35. As stated in the above paras, there were only six persons in the operation theatre during the operation, one of whom had slipped into coma and did not regain her consciousness till her death. The other two staff nurses are stated to have, been dismissed which is no doubt disputed. However, the fact remains that their whereabouts are not known. Another Senior Surgeon who was stated to have assisted the aeration has not been examined. It is itted that there was no bleeding from the incised tissues when the first incision was put. It is also admitted that the pulse and the B.P. were very weak. It is further admitted by defendant No. 2 that when pulse is slow and B.P. is normal it has to be set right by drug and not by external cardiac massage. No evidence is produced by DWs 1 and 2 about the use of any drug to revive the cardiac arrest. On the other hand, DW 1 has admitted that non-coming of blood from the incised tissues of plaintiff No. 2 was an indication of cardiac arrest. In view of the admission of defendant No. 2 that always there is a risk of cardiac arrest in administration of anaesthesia, the cardiac arrest of plaintiff No. 2 must have been after administration of anaesthesia by defendant No. 2. Defendant No. 2 says that it is not possible for him to say exactly at what time he started to give anaesthetic drug and within one or two minutes after starting administering the anaesthetic drug the patient may get unconsciousness. Even though they were very much aware that there is always a risk of cardiac arrest in administering the anaesthetic drug, the defendants did not conduct any pre-operative investigation to ascertain the general conditions of the patient to know whether the plaintiff No. 2 was in a fit condition to undergo surgery. DWs 1 and 2 have admitted that within half a minute from revival of pulse and B.P., they took the decision to continue the surgery. They did not ascertain whether plaintiff No. 2 had regained her consciousness. In view of the seriousness of the situation, the operation should have been discontinued particularly where the operation was not an emergency one. From the evidence and the pleadings it is clear that the defendants have failed to discharge their duty they owed to plaintiff No. 2 and thus they are guilty of negligence.
36. The learned trial Judge has taken into account all the material produced by the parties and examined the same from various angles and came to the correct conclusion. We find no reason to disagree with the findings.

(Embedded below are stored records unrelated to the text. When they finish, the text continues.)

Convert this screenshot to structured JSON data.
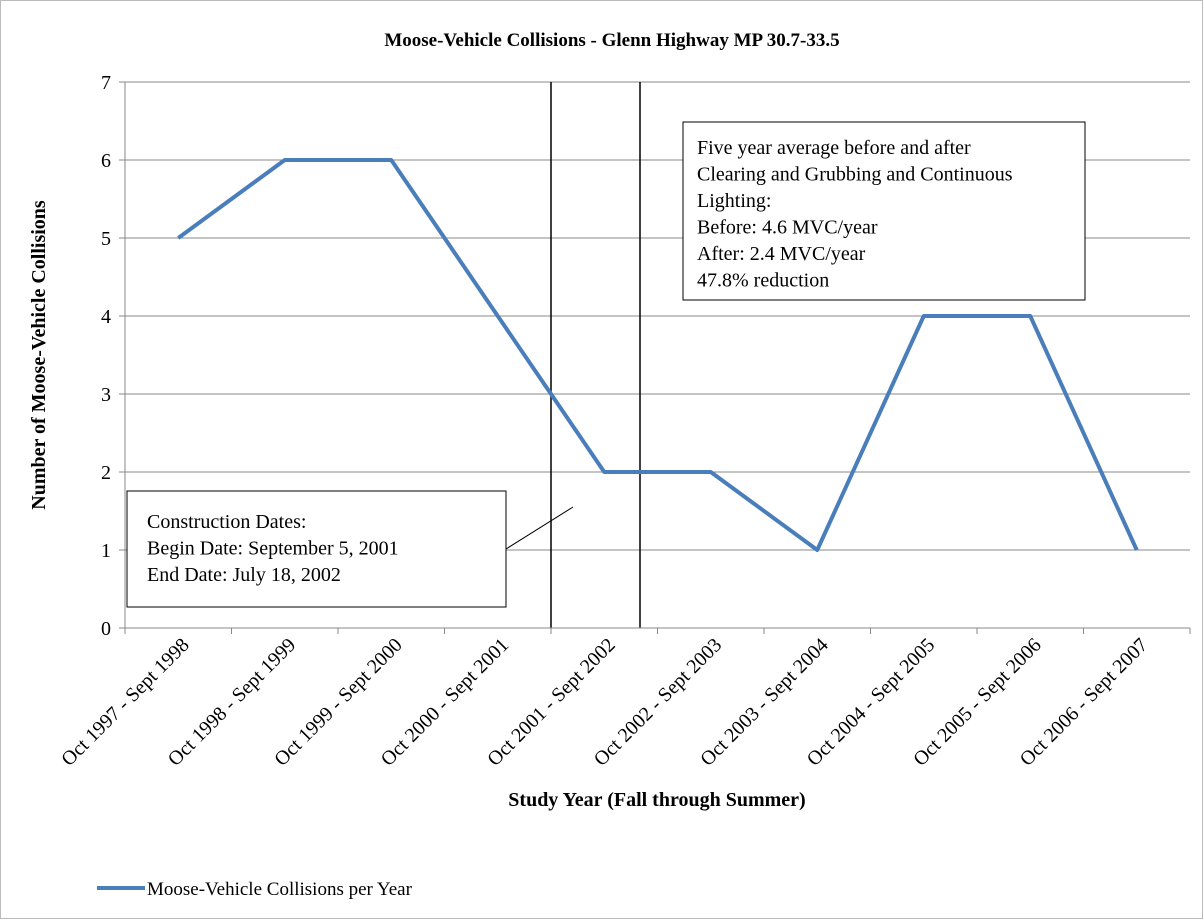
{
  "chart_data": {
    "type": "line",
    "title": "Moose-Vehicle Collisions - Glenn Highway MP 30.7-33.5",
    "x_label": "Study Year (Fall through Summer)",
    "y_label": "Number of Moose-Vehicle Collisions",
    "categories": [
      "Oct 1997 - Sept 1998",
      "Oct 1998 - Sept 1999",
      "Oct 1999 - Sept 2000",
      "Oct 2000 - Sept 2001",
      "Oct 2001 - Sept 2002",
      "Oct 2002 - Sept 2003",
      "Oct 2003 - Sept 2004",
      "Oct 2004 - Sept 2005",
      "Oct 2005 - Sept 2006",
      "Oct 2006 - Sept 2007"
    ],
    "series": [
      {
        "name": "Moose-Vehicle Collisions per Year",
        "color": "#4a7ebb",
        "values": [
          5,
          6,
          6,
          4,
          2,
          2,
          1,
          4,
          4,
          1
        ]
      }
    ],
    "ylim": [
      0,
      7
    ],
    "yticks": [
      0,
      1,
      2,
      3,
      4,
      5,
      6,
      7
    ],
    "grid": true,
    "legend": "bottom",
    "annotations": [
      {
        "lines": [
          "Five year average before and after",
          "Clearing and Grubbing and Continuous",
          "Lighting:",
          "Before: 4.6 MVC/year",
          "After: 2.4 MVC/year",
          "47.8% reduction"
        ]
      },
      {
        "lines": [
          "Construction Dates:",
          "Begin Date: September 5, 2001",
          "End Date: July 18, 2002"
        ]
      }
    ]
  }
}
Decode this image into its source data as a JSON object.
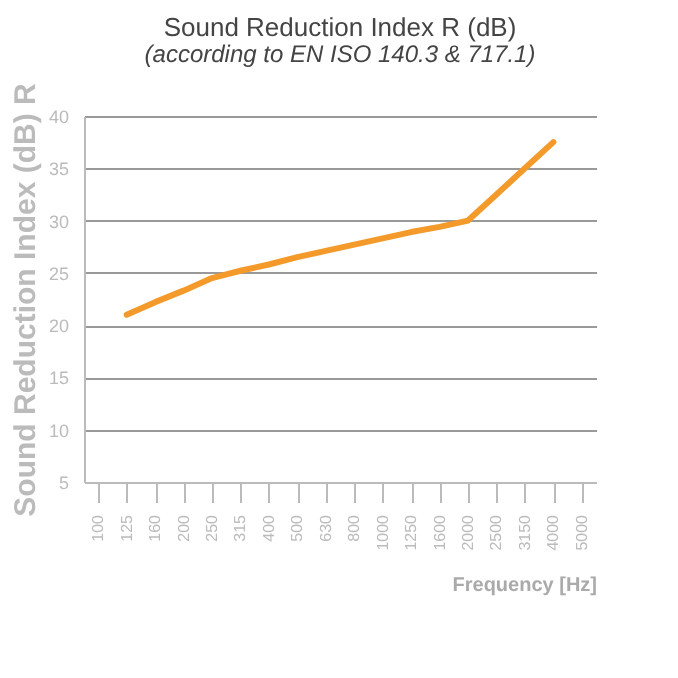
{
  "chart_data": {
    "type": "line",
    "title": "Sound Reduction Index R (dB)",
    "subtitle": "(according to EN ISO 140.3 & 717.1)",
    "xlabel": "Frequency [Hz]",
    "ylabel": "Sound Reduction Index (dB) R",
    "categories": [
      "100",
      "125",
      "160",
      "200",
      "250",
      "315",
      "400",
      "500",
      "630",
      "800",
      "1000",
      "1250",
      "1600",
      "2000",
      "2500",
      "3150",
      "4000",
      "5000"
    ],
    "series": [
      {
        "color": "#f39a2b",
        "values": [
          null,
          21,
          22.2,
          23.3,
          24.5,
          25.2,
          25.8,
          26.5,
          27.1,
          27.7,
          28.3,
          28.9,
          29.4,
          30,
          32.5,
          35,
          37.5,
          null
        ]
      }
    ],
    "ylim": [
      5,
      40
    ],
    "yticks": [
      5,
      10,
      15,
      20,
      25,
      30,
      35,
      40
    ],
    "grid": "y",
    "marker": "none",
    "line_style": "solid"
  }
}
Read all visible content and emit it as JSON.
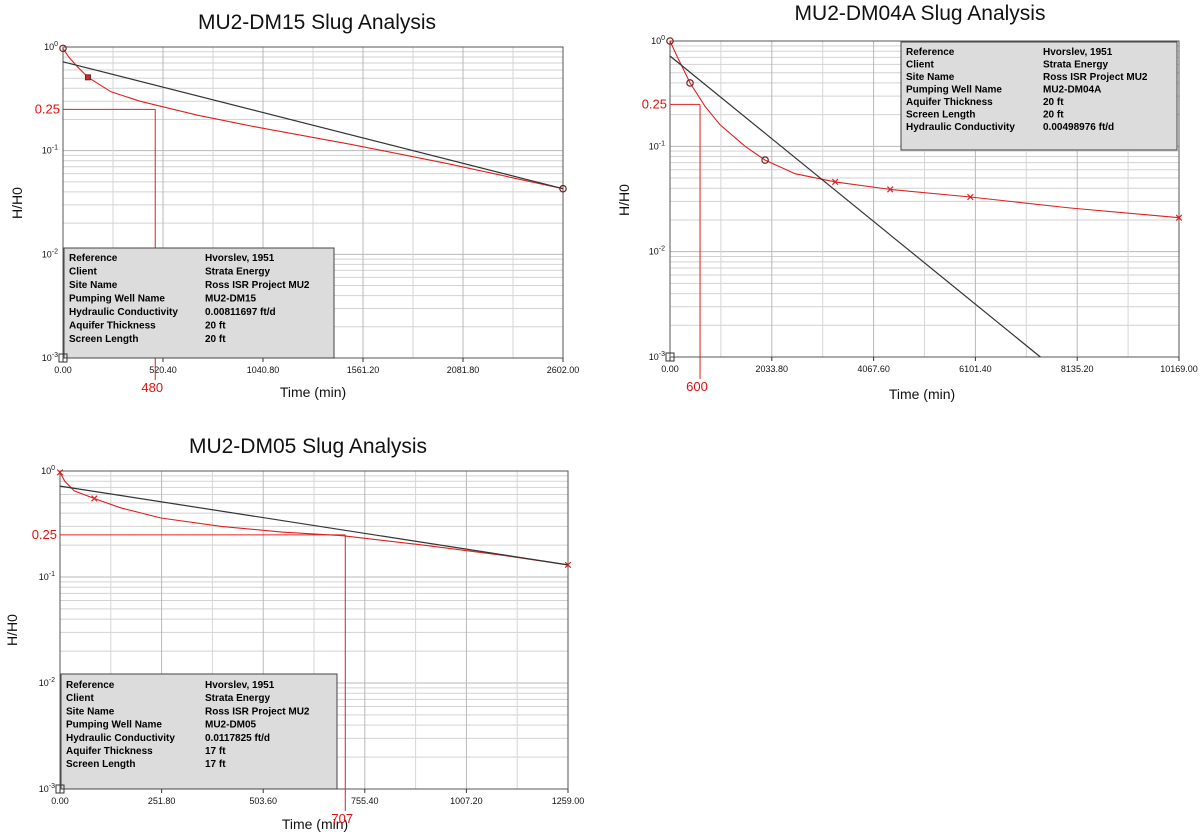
{
  "chart_data": [
    {
      "type": "line",
      "title": "MU2-DM15 Slug Analysis",
      "xlabel": "Time (min)",
      "ylabel": "H/H0",
      "xscale": "linear",
      "yscale": "log",
      "xlim": [
        0,
        2602
      ],
      "ylim": [
        0.001,
        1
      ],
      "x_tick_labels": [
        "0.00",
        "520.40",
        "1040.80",
        "1561.20",
        "2081.80",
        "2602.00"
      ],
      "y_tick_labels": [
        {
          "base": "10",
          "exp": "0",
          "value": 1
        },
        {
          "base": "10",
          "exp": "-1",
          "value": 0.1
        },
        {
          "base": "10",
          "exp": "-2",
          "value": 0.01
        },
        {
          "base": "10",
          "exp": "-3",
          "value": 0.001
        }
      ],
      "grid": true,
      "series": [
        {
          "role": "observed",
          "color": "#e02020",
          "x": [
            0,
            30,
            70,
            130,
            250,
            400,
            700,
            1000,
            1500,
            2000,
            2602
          ],
          "y": [
            0.97,
            0.8,
            0.66,
            0.51,
            0.37,
            0.3,
            0.22,
            0.17,
            0.115,
            0.075,
            0.043
          ],
          "markers": [
            {
              "x": 0,
              "y": 0.97,
              "shape": "circle"
            },
            {
              "x": 130,
              "y": 0.51,
              "shape": "square"
            },
            {
              "x": 2602,
              "y": 0.043,
              "shape": "circle"
            }
          ]
        },
        {
          "role": "fit",
          "color": "#333333",
          "x": [
            0,
            2602
          ],
          "y": [
            0.72,
            0.043
          ]
        }
      ],
      "guide": {
        "y": 0.25,
        "x": 480,
        "y_label": "0.25",
        "x_label": "480"
      },
      "info_box": [
        {
          "label": "Reference",
          "value": "Hvorslev, 1951"
        },
        {
          "label": "Client",
          "value": "Strata Energy"
        },
        {
          "label": "Site Name",
          "value": "Ross ISR Project MU2"
        },
        {
          "label": "Pumping Well Name",
          "value": "MU2-DM15"
        },
        {
          "label": "Hydraulic Conductivity",
          "value": "0.00811697 ft/d"
        },
        {
          "label": "Aquifer Thickness",
          "value": "20 ft"
        },
        {
          "label": "Screen Length",
          "value": "20 ft"
        }
      ],
      "info_box_placement": "bottom-left"
    },
    {
      "type": "line",
      "title": "MU2-DM04A Slug Analysis",
      "xlabel": "Time (min)",
      "ylabel": "H/H0",
      "xscale": "linear",
      "yscale": "log",
      "xlim": [
        0,
        10169
      ],
      "ylim": [
        0.001,
        1
      ],
      "x_tick_labels": [
        "0.00",
        "2033.80",
        "4067.60",
        "6101.40",
        "8135.20",
        "10169.00"
      ],
      "y_tick_labels": [
        {
          "base": "10",
          "exp": "0",
          "value": 1
        },
        {
          "base": "10",
          "exp": "-1",
          "value": 0.1
        },
        {
          "base": "10",
          "exp": "-2",
          "value": 0.01
        },
        {
          "base": "10",
          "exp": "-3",
          "value": 0.001
        }
      ],
      "grid": true,
      "series": [
        {
          "role": "observed",
          "color": "#e02020",
          "x": [
            0,
            150,
            400,
            700,
            1000,
            1500,
            1900,
            2500,
            3300,
            4400,
            6000,
            8000,
            10169
          ],
          "y": [
            1.0,
            0.7,
            0.4,
            0.24,
            0.16,
            0.1,
            0.074,
            0.055,
            0.046,
            0.039,
            0.033,
            0.026,
            0.021
          ],
          "markers": [
            {
              "x": 0,
              "y": 1.0,
              "shape": "circle"
            },
            {
              "x": 400,
              "y": 0.4,
              "shape": "circle"
            },
            {
              "x": 1900,
              "y": 0.074,
              "shape": "circle"
            },
            {
              "x": 3300,
              "y": 0.046,
              "shape": "x"
            },
            {
              "x": 4400,
              "y": 0.039,
              "shape": "x"
            },
            {
              "x": 6000,
              "y": 0.033,
              "shape": "x"
            },
            {
              "x": 10169,
              "y": 0.021,
              "shape": "x"
            }
          ]
        },
        {
          "role": "fit",
          "color": "#333333",
          "x": [
            0,
            7400
          ],
          "y": [
            0.72,
            0.001
          ]
        }
      ],
      "guide": {
        "y": 0.25,
        "x": 600,
        "y_label": "0.25",
        "x_label": "600"
      },
      "info_box": [
        {
          "label": "Reference",
          "value": "Hvorslev, 1951"
        },
        {
          "label": "Client",
          "value": "Strata Energy"
        },
        {
          "label": "Site Name",
          "value": "Ross ISR Project MU2"
        },
        {
          "label": "Pumping Well Name",
          "value": "MU2-DM04A"
        },
        {
          "label": "Aquifer Thickness",
          "value": "20 ft"
        },
        {
          "label": "Screen Length",
          "value": "20 ft"
        },
        {
          "label": "Hydraulic Conductivity",
          "value": "0.00498976 ft/d"
        }
      ],
      "info_box_placement": "top-right"
    },
    {
      "type": "line",
      "title": "MU2-DM05 Slug Analysis",
      "xlabel": "Time (min)",
      "ylabel": "H/H0",
      "xscale": "linear",
      "yscale": "log",
      "xlim": [
        0,
        1259
      ],
      "ylim": [
        0.001,
        1
      ],
      "x_tick_labels": [
        "0.00",
        "251.80",
        "503.60",
        "755.40",
        "1007.20",
        "1259.00"
      ],
      "y_tick_labels": [
        {
          "base": "10",
          "exp": "0",
          "value": 1
        },
        {
          "base": "10",
          "exp": "-1",
          "value": 0.1
        },
        {
          "base": "10",
          "exp": "-2",
          "value": 0.01
        },
        {
          "base": "10",
          "exp": "-3",
          "value": 0.001
        }
      ],
      "grid": true,
      "series": [
        {
          "role": "observed",
          "color": "#e02020",
          "x": [
            0,
            12,
            35,
            85,
            150,
            250,
            400,
            550,
            700,
            900,
            1100,
            1259
          ],
          "y": [
            0.97,
            0.8,
            0.65,
            0.55,
            0.45,
            0.36,
            0.3,
            0.265,
            0.245,
            0.2,
            0.16,
            0.13
          ],
          "markers": [
            {
              "x": 0,
              "y": 0.97,
              "shape": "x"
            },
            {
              "x": 85,
              "y": 0.55,
              "shape": "x"
            },
            {
              "x": 1259,
              "y": 0.13,
              "shape": "x"
            }
          ]
        },
        {
          "role": "fit",
          "color": "#333333",
          "x": [
            0,
            1259
          ],
          "y": [
            0.72,
            0.13
          ]
        }
      ],
      "guide": {
        "y": 0.25,
        "x": 707,
        "y_label": "0.25",
        "x_label": "707"
      },
      "info_box": [
        {
          "label": "Reference",
          "value": "Hvorslev, 1951"
        },
        {
          "label": "Client",
          "value": "Strata Energy"
        },
        {
          "label": "Site Name",
          "value": "Ross ISR Project MU2"
        },
        {
          "label": "Pumping Well Name",
          "value": "MU2-DM05"
        },
        {
          "label": "Hydraulic Conductivity",
          "value": "0.0117825 ft/d"
        },
        {
          "label": "Aquifer Thickness",
          "value": "17 ft"
        },
        {
          "label": "Screen Length",
          "value": "17 ft"
        }
      ],
      "info_box_placement": "bottom-left"
    }
  ]
}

37. It was contended by the learned counsel for the respondents-cross objectors that the plaintiffs are entitled to the compensation in a sum of Rs. 2,50,000 even though they confined their claim to Rs. 2,00,000 in the trial court in view of the principle that it is for the court to decide the just and proper compensation. Where the plaintiffs have abandoned their claim in respect of portion of the relief and continued their prayer to a certain limit, the question of determining the just and proper compensation would not arise in an action for damages. Even the Apex Court has held that the compensation should not exceed the one that was claimed.
38. For the reasons aforesaid, this appeal as well as the cross-objections fail and accordingly, they are dismissed. In the circumstances of the case, there is no order as to costs.